GIS Technology A Critical Crime Fighting Tool – PM Holness

Photo: JIS Photographer Prime Minister Andrew Holness makes his address at the inaugural Jamaica GIS User Conference held at Jamaica Pegasus Hotel on October 10. Looking on are (from left): Evan Thompson, Director, MET Service; Valrie Grant, President, URISA Caribbean Chapter; and Hon. Robert Montague, Minister of National Security.

Story Highlights

  • Prime Minister Andrew Holness says Geo-spatial Information System (GIS) technology will play a major role in assisting the government’s security objectives. This he said will allow for more informed and systematic intervention, in line with the approach that is being taken to address the level of crime and violence in the country.
  • According to Prime Minister Holness GIS allows the authorities the opportunity to acquire and verify facts and to see events as patterns which can then inform the basis of predictive information and likely trends. In this way, GIS is a powerful tool for education as well as for meaningful analysis.
  • The prime minister revealed that under the HOPE programme, a GIS group of the National Service Corps has been created.
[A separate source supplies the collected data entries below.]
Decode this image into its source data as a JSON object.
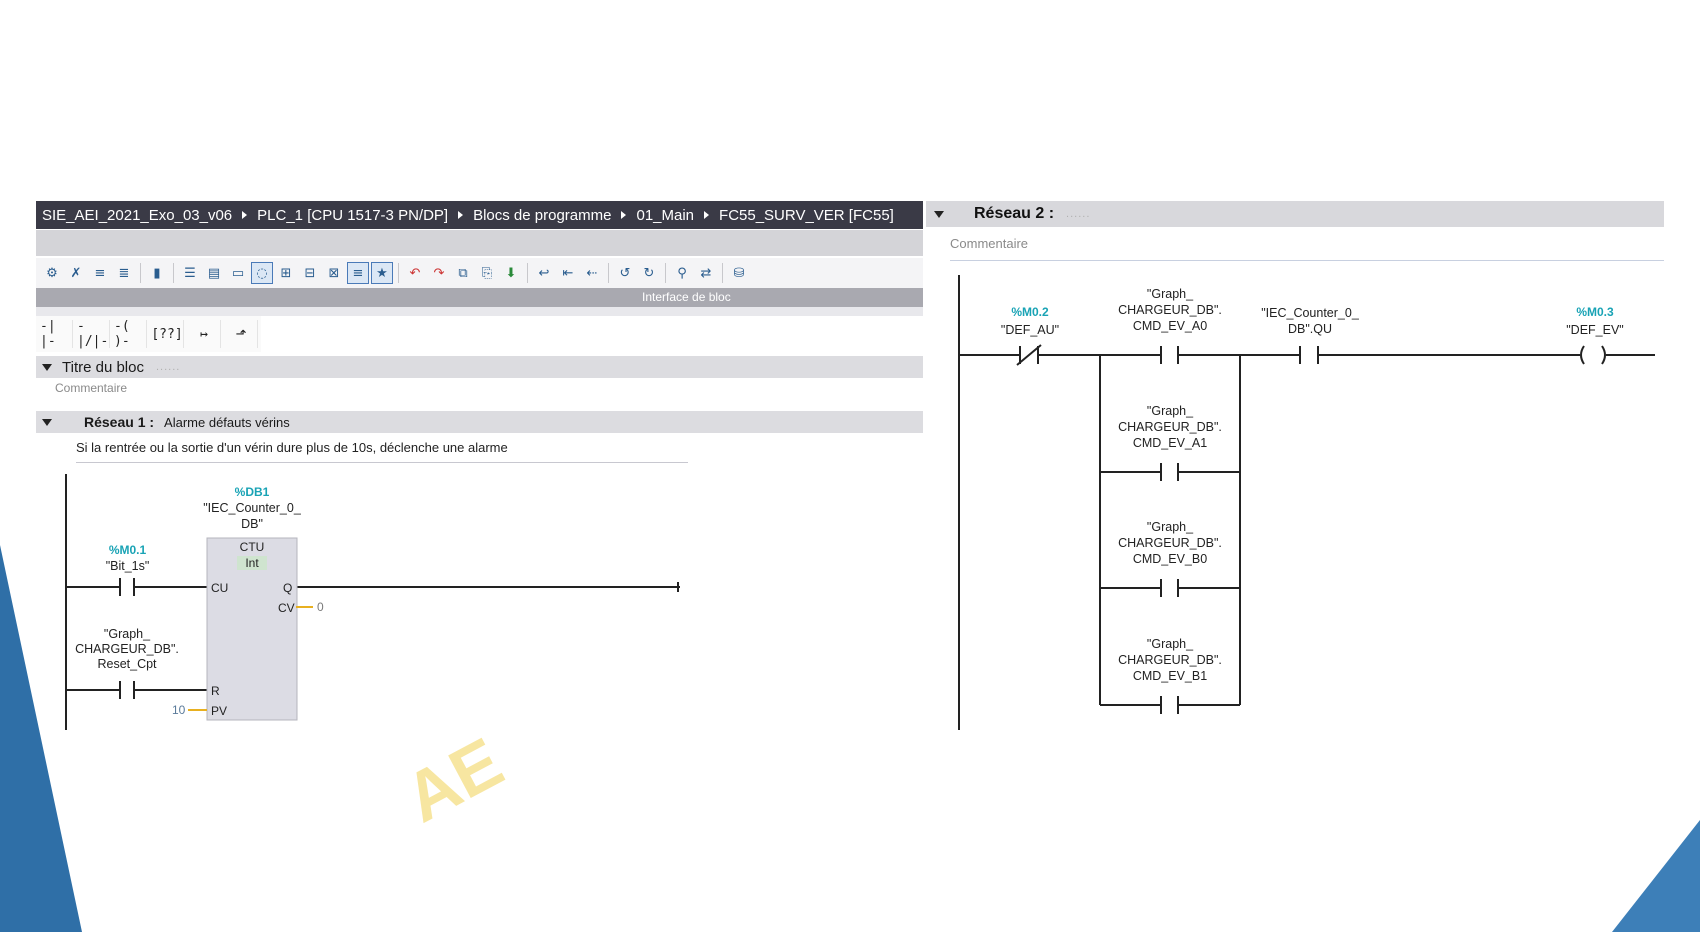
{
  "breadcrumb": {
    "items": [
      "SIE_AEI_2021_Exo_03_v06",
      "PLC_1 [CPU 1517-3 PN/DP]",
      "Blocs de programme",
      "01_Main",
      "FC55_SURV_VER [FC55]"
    ]
  },
  "toolbar": {
    "icons": [
      "compile-icon",
      "compile-clear-icon",
      "insert-icon",
      "insert-all-icon",
      "monitor-icon",
      "network-view-icon",
      "list-view-icon",
      "favorite-view-icon",
      "comment-toggle-icon",
      "network-expand-icon",
      "absolute-address-icon",
      "symbolic-address-icon",
      "show-info-icon",
      "favorites-icon",
      "delete-icon",
      "delete-all-icon",
      "copy-icon",
      "paste-icon",
      "download-icon",
      "goto-icon",
      "first-icon",
      "prev-icon",
      "next-icon",
      "last-icon",
      "search-icon",
      "replace-icon",
      "db-icon"
    ]
  },
  "interface_bar": {
    "label": "Interface de bloc"
  },
  "lad_toolbar": {
    "buttons": [
      "-| |-",
      "-|/|-",
      "-( )-",
      "[??]",
      "↦",
      "⬏"
    ]
  },
  "block_title": {
    "label": "Titre du bloc",
    "dots": "......",
    "comment": "Commentaire"
  },
  "network1": {
    "label": "Réseau 1 :",
    "title": "Alarme défauts vérins",
    "comment": "Si la rentrée ou la sortie d'un vérin dure plus de 10s, déclenche une alarme",
    "counter": {
      "db_addr": "%DB1",
      "db_name": "\"IEC_Counter_0_\nDB\"",
      "type": "CTU",
      "datatype": "Int",
      "pin_cu": "CU",
      "pin_r": "R",
      "pin_pv": "PV",
      "pin_q": "Q",
      "pin_cv": "CV",
      "cv_value": "0",
      "pv_value": "10"
    },
    "contact1": {
      "addr": "%M0.1",
      "name": "\"Bit_1s\""
    },
    "contact2": {
      "name": "\"Graph_\nCHARGEUR_DB\".\nReset_Cpt"
    }
  },
  "network2": {
    "label": "Réseau 2 :",
    "dots": "......",
    "comment": "Commentaire",
    "nc_contact": {
      "addr": "%M0.2",
      "name": "\"DEF_AU\""
    },
    "branch_contacts": [
      "\"Graph_\nCHARGEUR_DB\".\nCMD_EV_A0",
      "\"Graph_\nCHARGEUR_DB\".\nCMD_EV_A1",
      "\"Graph_\nCHARGEUR_DB\".\nCMD_EV_B0",
      "\"Graph_\nCHARGEUR_DB\".\nCMD_EV_B1"
    ],
    "qu_contact": {
      "name": "\"IEC_Counter_0_\nDB\".QU"
    },
    "coil": {
      "addr": "%M0.3",
      "name": "\"DEF_EV\""
    }
  },
  "colors": {
    "breadcrumb_bg": "#3a3a46",
    "address": "#19a3b5",
    "slide_accent": "#2f6fa7"
  }
}
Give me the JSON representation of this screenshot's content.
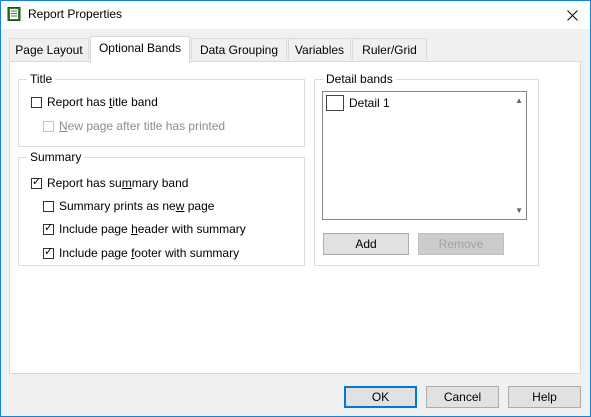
{
  "window": {
    "title": "Report Properties"
  },
  "tabs": [
    {
      "label": "Page Layout"
    },
    {
      "label": "Optional Bands"
    },
    {
      "label": "Data Grouping"
    },
    {
      "label": "Variables"
    },
    {
      "label": "Ruler/Grid"
    }
  ],
  "active_tab": "Optional Bands",
  "title_group": {
    "label": "Title",
    "has_title_band": {
      "label_pre": "Report has ",
      "label_u": "t",
      "label_post": "itle band",
      "checked": false
    },
    "new_page_after_title": {
      "label_pre": "",
      "label_u": "N",
      "label_post": "ew page after title has printed",
      "checked": false,
      "disabled": true
    }
  },
  "summary_group": {
    "label": "Summary",
    "has_summary_band": {
      "label_pre": "Report has su",
      "label_u": "m",
      "label_post": "mary band",
      "checked": true
    },
    "summary_new_page": {
      "label_pre": "Summary prints as ne",
      "label_u": "w",
      "label_post": " page",
      "checked": false
    },
    "include_header": {
      "label_pre": "Include page ",
      "label_u": "h",
      "label_post": "eader with summary",
      "checked": true
    },
    "include_footer": {
      "label_pre": "Include page ",
      "label_u": "f",
      "label_post": "ooter with summary",
      "checked": true
    }
  },
  "detail_bands": {
    "label": "Detail bands",
    "items": [
      {
        "label": "Detail 1"
      }
    ],
    "add_label": "Add",
    "remove_label": "Remove"
  },
  "footer": {
    "ok_label": "OK",
    "cancel_label": "Cancel",
    "help_label": "Help"
  }
}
A number of activities is being undertaken by young persons including asset mapping all water metres across the country, as well as asset mapping of street lights, and the collection of rainfall data for the MET Office.

Prime Minister Andrew Holness says Geo-spatial Information System (GIS) technology will play a major role in assisting the government’s security objectives. This he said will allow for more informed and systematic intervention, in line with the approach that is being taken to address the level of crime and violence in the country.

“We are enhancing the use of GIS in crime analysis by now including mapped locations of reported criminal offences from which real maps can be created to show hot spots of criminal activities,” explained Prime Minister Holness.

The Prime Minister was speaking at the Inaugural Jamaica GIS User Conference today (October 10) held at the Jamaica Pegasus Hotel in Kingston.

“The use of advanced analytical tools and advanced imaging technologies enable continuous flow of data between intelligence, law enforcement agencies and security companies in real time and post operations,” said Mr. Holness.

He pointed out that GIS technology has already been used to inform decisions about the Zones of Special Operations.

“It is the GIS technology which identifies the clusters of crime. It is the GIS technology that allows us to create the geographic boundary,” he noted.

According to Prime Minister Holness GIS allows the authorities the opportunity to acquire and verify facts and to see events as patterns which can then inform the basis of predictive information and likely trends. In this way, GIS is a powerful tool for education as well as for meaningful analysis.

Government making major investment in GIS Technology

To this end, the government is making an investment in the utilization of GIS systems for asset mapping.

The prime minister revealed that under the HOPE programme, a GIS group of the National Service Corps has been created. A number of activities is being undertaken by young persons including asset mapping all water metres across the country, as well as asset mapping of street lights, and the collection of rainfall data for the MET Office.

“There are numerous opportunities for young people to go out and asset map Jamaica’s critical assets using GIS technology,” he declared.

The two-day conference is hosted by the National Spatial Data Management Division in the Ministry of Economic Growth & Job Creation and the Land Information Council of Jamaica.